- Wednesday, April 24, 2019
Author: Piyush Gupta, Partner, Kochhar & Co.
1.1 The law governing companies globally, and in India, recognises a company to be a personality, distinct from its shareholders. In the celebrated case of Salomon v Salomon & Co. Ltd., Lord Halsbury LC, had stated:
“[A] company must be treated like any other independent person with its rights and liabilities [legally] appropriate to itself ... whatever may have been the ideas or schemes of those who brought it into existence.”
1.2 As a rule, a subsidiary remains a separate legal entity, distinct from its holding / parent company. However, the doctrine of ‘piercing the corporate veil’ is an exception to the rule that a company is a legal entity, separate from its shareholders.

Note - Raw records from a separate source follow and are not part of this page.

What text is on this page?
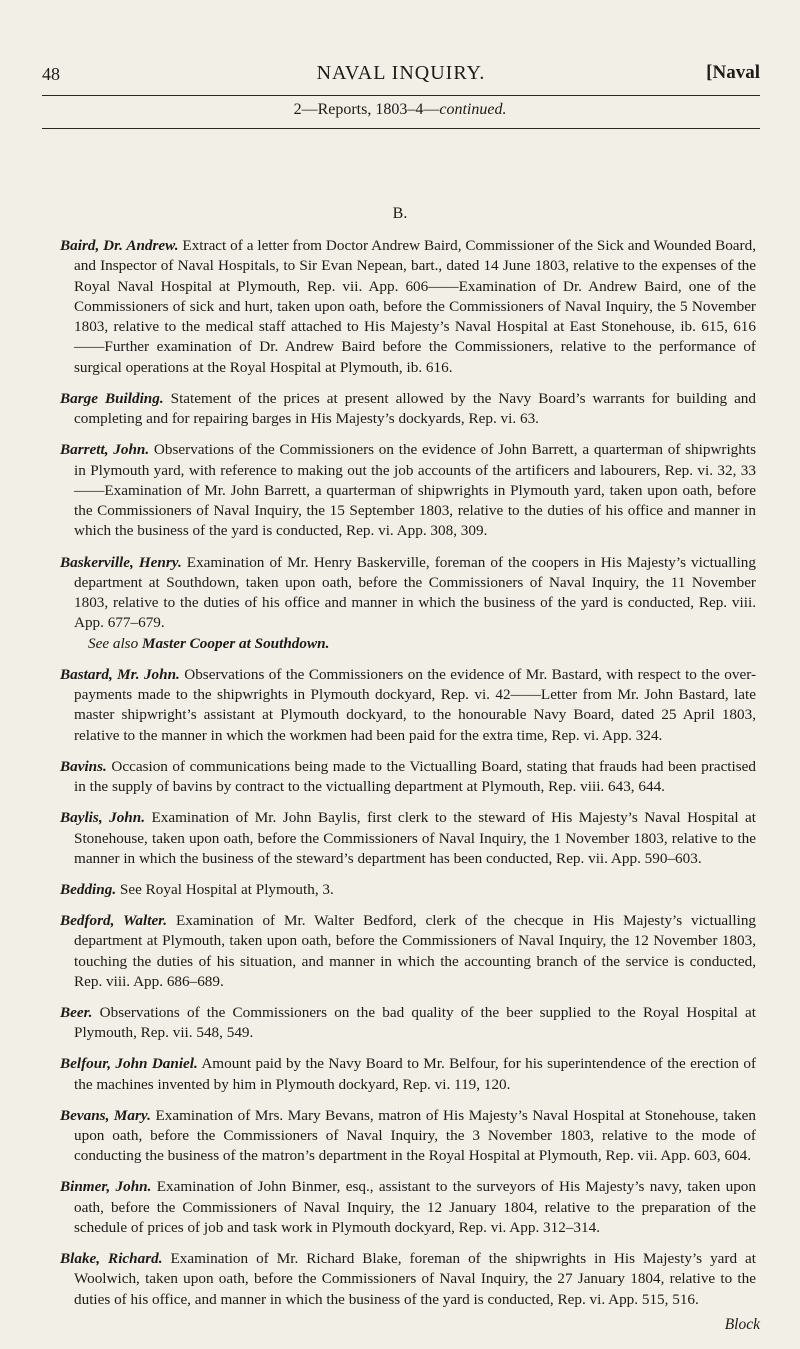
48	NAVAL INQUIRY.	[Naval
2—Reports, 1803–4—continued.
B.

Baird, Dr. Andrew. Extract of a letter from Doctor Andrew Baird, Commissioner of the Sick and Wounded Board, and Inspector of Naval Hospitals, to Sir Evan Nepean, bart., dated 14 June 1803, relative to the expenses of the Royal Naval Hospital at Plymouth, Rep. vii. App. 606——Examination of Dr. Andrew Baird, one of the Commissioners of sick and hurt, taken upon oath, before the Commissioners of Naval Inquiry, the 5 November 1803, relative to the medical staff attached to His Majesty’s Naval Hospital at East Stonehouse, ib. 615, 616——Further examination of Dr. Andrew Baird before the Commissioners, relative to the performance of surgical operations at the Royal Hospital at Plymouth, ib. 616.

Barge Building. Statement of the prices at present allowed by the Navy Board’s warrants for building and completing and for repairing barges in His Majesty’s dockyards, Rep. vi. 63.

Barrett, John. Observations of the Commissioners on the evidence of John Barrett, a quarterman of shipwrights in Plymouth yard, with reference to making out the job accounts of the artificers and labourers, Rep. vi. 32, 33——Examination of Mr. John Barrett, a quarterman of shipwrights in Plymouth yard, taken upon oath, before the Commissioners of Naval Inquiry, the 15 September 1803, relative to the duties of his office and manner in which the business of the yard is conducted, Rep. vi. App. 308, 309.

Baskerville, Henry. Examination of Mr. Henry Baskerville, foreman of the coopers in His Majesty’s victualling department at Southdown, taken upon oath, before the Commissioners of Naval Inquiry, the 11 November 1803, relative to the duties of his office and manner in which the business of the yard is conducted, Rep. viii. App. 677–679.
See also Master Cooper at Southdown.

Bastard, Mr. John. Observations of the Commissioners on the evidence of Mr. Bastard, with respect to the over-payments made to the shipwrights in Plymouth dockyard, Rep. vi. 42——Letter from Mr. John Bastard, late master shipwright’s assistant at Plymouth dockyard, to the honourable Navy Board, dated 25 April 1803, relative to the manner in which the workmen had been paid for the extra time, Rep. vi. App. 324.

Bavins. Occasion of communications being made to the Victualling Board, stating that frauds had been practised in the supply of bavins by contract to the victualling department at Plymouth, Rep. viii. 643, 644.

Baylis, John. Examination of Mr. John Baylis, first clerk to the steward of His Majesty’s Naval Hospital at Stonehouse, taken upon oath, before the Commissioners of Naval Inquiry, the 1 November 1803, relative to the manner in which the business of the steward’s department has been conducted, Rep. vii. App. 590–603.

Bedding. See Royal Hospital at Plymouth, 3.

Bedford, Walter. Examination of Mr. Walter Bedford, clerk of the checque in His Majesty’s victualling department at Plymouth, taken upon oath, before the Commissioners of Naval Inquiry, the 12 November 1803, touching the duties of his situation, and manner in which the accounting branch of the service is conducted, Rep. viii. App. 686–689.

Beer. Observations of the Commissioners on the bad quality of the beer supplied to the Royal Hospital at Plymouth, Rep. vii. 548, 549.

Belfour, John Daniel. Amount paid by the Navy Board to Mr. Belfour, for his superintendence of the erection of the machines invented by him in Plymouth dockyard, Rep. vi. 119, 120.

Bevans, Mary. Examination of Mrs. Mary Bevans, matron of His Majesty’s Naval Hospital at Stonehouse, taken upon oath, before the Commissioners of Naval Inquiry, the 3 November 1803, relative to the mode of conducting the business of the matron’s department in the Royal Hospital at Plymouth, Rep. vii. App. 603, 604.

Binmer, John. Examination of John Binmer, esq., assistant to the surveyors of His Majesty’s navy, taken upon oath, before the Commissioners of Naval Inquiry, the 12 January 1804, relative to the preparation of the schedule of prices of job and task work in Plymouth dockyard, Rep. vi. App. 312–314.

Blake, Richard. Examination of Mr. Richard Blake, foreman of the shipwrights in His Majesty’s yard at Woolwich, taken upon oath, before the Commissioners of Naval Inquiry, the 27 January 1804, relative to the duties of his office, and manner in which the business of the yard is conducted, Rep. vi. App. 515, 516.

Block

1.3 In the Escorts case, the Indian Supreme Court had opined that “the corporate veil may be lifted where the statute itself contemplates lifting the veil, or fraud or improper conduct is intended to be prevented, or a taxing statute or a beneficent statute is sought to be evaded or where associated companies are inextricably connected as to be, in reality, part of one concern.”
1.4 Thus, it may be safe to say that the Courts lift the “corporate veil” when the device of incorporation has been used for illegal or improper purpose such as to defraud creditors, to evade an existing obligation, to circumvent a statute etc.
1.5 The Single Economic Entity doctrine (‘SEE Doctrine’), on the other hand, goes beyond the company law concept of a company having a ‘separate legal personality’ and recognises that different juristic persons may, in certain cases, be acting and behaving as one.
1.6 This paper aims to provide a brief overview as to the interplay between the applicability of the SEE Doctrine vis-à-vis the corporate separatedness doctrine (piercing the corporate veil), which has not been discussed by any regulator / authority / court in India. In fact, not just in India, there is not much commentary on the juxtaposition in international jurisprudence either.